El vuelo de las mariposas de ceniza. Las mariposas, que una vez habían sido de colores, ahora volaban como fantasmas. Sus alas eran delgadas y frágiles, hechas de ceniza y de humo. Aterrizaban en las ventanas de las casas, dejando un rastro oscuro, como si la noche hubiera dejado su huella en el día. En las calles, los niños, con rostros cubiertos de hollín, perseguían a las mariposas, creyendo que eran los espíritus de un mundo que ya no existía. Las noticias de DW y Reuters hablaban de una pérdida de 98.000 hectáreas, pero no mencionaban el vuelo de las mariposas, ni la extraña belleza de la destrucción, ni la forma en que los árboles caídos, en su agonía, formaban figuras de seres humanos que se abrazaban antes de desvanecerse en el aire.

La casa de los sueños perdidos. En los sueños de los europeos, la lluvia caía sin cesar. No era una lluvia de agua, sino de recuerdos. Cada gota era un recuerdo de un verano fresco, de un paseo por un bosque, del olor a tierra mojada. Los sueños se volvieron más reales que la realidad, y la gente se despertaba con los ojos empapados, no por el sudor de la noche, sino por la nostalgia de un mundo que se les había escapado de las manos. En las casas abandonadas, el fuego entraba con la delicadeza de un invitado no deseado, lamiendo los muebles, consumiendo los retratos de los abuelos, borrando la historia de las paredes. Y en el silencio de la destrucción, se escuchaba un lamento: el lamento de una casa que había perdido sus sueños.

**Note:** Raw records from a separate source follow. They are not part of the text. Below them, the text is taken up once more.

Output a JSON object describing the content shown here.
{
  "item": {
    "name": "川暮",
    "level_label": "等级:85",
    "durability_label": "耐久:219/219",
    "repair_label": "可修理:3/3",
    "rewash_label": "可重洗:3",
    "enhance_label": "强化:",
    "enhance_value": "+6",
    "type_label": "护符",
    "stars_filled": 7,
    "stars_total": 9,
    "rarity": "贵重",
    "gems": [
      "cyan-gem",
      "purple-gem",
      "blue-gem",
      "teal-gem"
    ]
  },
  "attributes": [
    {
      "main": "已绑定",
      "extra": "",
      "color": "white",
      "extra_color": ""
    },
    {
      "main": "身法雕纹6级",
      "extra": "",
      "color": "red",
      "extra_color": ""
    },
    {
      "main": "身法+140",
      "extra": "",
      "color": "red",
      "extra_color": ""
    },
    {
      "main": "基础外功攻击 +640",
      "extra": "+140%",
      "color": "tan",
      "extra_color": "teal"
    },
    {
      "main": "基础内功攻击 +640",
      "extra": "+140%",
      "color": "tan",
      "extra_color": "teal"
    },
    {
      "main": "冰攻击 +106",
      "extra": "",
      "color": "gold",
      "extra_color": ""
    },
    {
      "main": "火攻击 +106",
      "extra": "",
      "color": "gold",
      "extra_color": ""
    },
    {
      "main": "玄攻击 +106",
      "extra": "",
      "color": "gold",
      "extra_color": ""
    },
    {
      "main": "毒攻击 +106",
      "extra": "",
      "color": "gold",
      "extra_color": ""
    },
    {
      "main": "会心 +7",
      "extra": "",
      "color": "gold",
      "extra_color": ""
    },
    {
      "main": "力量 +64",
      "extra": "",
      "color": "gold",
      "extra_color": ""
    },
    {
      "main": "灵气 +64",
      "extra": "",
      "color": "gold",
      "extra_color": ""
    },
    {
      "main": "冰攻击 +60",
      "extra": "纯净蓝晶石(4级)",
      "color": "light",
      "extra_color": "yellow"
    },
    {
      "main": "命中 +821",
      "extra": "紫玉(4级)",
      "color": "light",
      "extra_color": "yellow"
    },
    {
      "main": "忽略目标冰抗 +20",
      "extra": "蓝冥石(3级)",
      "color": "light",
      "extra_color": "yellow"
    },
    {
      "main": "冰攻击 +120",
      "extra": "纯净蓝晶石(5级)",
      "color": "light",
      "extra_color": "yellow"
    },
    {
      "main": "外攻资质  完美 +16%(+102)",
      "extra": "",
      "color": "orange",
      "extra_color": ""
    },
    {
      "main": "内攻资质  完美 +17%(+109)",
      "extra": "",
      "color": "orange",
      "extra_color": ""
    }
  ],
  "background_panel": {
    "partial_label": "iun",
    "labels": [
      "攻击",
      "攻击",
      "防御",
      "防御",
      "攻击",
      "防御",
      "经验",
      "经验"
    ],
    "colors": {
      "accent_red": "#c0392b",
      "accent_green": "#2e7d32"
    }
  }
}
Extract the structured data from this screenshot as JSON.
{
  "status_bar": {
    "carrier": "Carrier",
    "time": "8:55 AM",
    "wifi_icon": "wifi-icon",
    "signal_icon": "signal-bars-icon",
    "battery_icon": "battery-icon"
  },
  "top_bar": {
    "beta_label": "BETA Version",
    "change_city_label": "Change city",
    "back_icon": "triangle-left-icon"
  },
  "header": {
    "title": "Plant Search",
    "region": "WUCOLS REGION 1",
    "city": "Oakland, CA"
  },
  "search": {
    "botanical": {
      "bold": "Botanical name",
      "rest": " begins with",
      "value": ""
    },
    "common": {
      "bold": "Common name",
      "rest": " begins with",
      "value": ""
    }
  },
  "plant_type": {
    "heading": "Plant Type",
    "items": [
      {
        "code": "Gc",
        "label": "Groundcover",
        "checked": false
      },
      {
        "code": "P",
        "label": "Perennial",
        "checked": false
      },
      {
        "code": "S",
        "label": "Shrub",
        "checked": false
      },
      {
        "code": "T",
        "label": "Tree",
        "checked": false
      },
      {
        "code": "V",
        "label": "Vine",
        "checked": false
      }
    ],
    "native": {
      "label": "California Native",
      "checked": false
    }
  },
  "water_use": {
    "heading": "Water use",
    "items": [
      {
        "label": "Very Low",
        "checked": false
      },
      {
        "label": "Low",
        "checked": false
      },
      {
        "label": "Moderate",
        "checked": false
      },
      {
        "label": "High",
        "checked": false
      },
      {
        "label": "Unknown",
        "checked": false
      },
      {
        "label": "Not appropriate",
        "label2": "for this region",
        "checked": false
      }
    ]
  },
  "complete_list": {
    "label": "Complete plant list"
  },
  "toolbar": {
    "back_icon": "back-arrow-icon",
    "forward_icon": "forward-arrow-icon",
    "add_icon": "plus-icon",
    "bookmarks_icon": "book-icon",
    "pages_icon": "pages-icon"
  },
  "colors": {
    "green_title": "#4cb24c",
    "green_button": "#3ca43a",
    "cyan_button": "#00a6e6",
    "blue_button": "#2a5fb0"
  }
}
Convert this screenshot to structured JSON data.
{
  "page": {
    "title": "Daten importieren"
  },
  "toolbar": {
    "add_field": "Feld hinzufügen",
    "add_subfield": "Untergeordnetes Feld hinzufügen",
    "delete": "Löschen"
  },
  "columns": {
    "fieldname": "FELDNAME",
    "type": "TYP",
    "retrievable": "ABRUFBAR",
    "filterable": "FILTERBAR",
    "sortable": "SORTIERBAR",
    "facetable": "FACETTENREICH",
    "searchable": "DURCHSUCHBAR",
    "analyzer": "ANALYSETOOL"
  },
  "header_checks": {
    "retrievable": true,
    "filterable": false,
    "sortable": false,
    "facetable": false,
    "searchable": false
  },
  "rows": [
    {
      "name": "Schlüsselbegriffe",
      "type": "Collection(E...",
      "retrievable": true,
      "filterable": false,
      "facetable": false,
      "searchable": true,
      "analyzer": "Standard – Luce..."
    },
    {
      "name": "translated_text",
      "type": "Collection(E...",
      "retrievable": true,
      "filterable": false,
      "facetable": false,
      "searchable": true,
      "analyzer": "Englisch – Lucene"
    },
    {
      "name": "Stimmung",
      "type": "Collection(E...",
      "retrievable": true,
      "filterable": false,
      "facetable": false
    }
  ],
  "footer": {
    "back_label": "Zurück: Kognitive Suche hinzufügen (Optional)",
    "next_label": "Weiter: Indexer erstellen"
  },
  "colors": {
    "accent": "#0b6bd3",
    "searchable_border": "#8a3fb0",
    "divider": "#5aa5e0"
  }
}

El rostro de la resignación. La soledad del hombre en medio del fuego no era una soledad de un solo hombre, era la soledad de todo un continente. En las ciudades que aún no habían sido consumidas, la gente miraba los cielos rojizos con la resignación de los que han visto el fin del mundo. No había gritos, no había lamentos, solo un profundo silencio que se extendía de un país a otro. Los reporteros hablaban de un "escenario apocalíptico", pero en la quietud de la mente, sabía que el apocalipsis no era el final, sino el inicio de una nueva forma de existencia, una existencia sin recuerdos, sin historia, sin futuro. En los ojos de los hombres y mujeres, se reflejaba la luz de un sol que nunca había sido tan brillante, y un fuego que nunca había sido tan sombrío. Y en ese reflejo, se podía ver el rostro de la nada, el rostro de una Europa que se había convertido en un sueño que nadie quería soñar.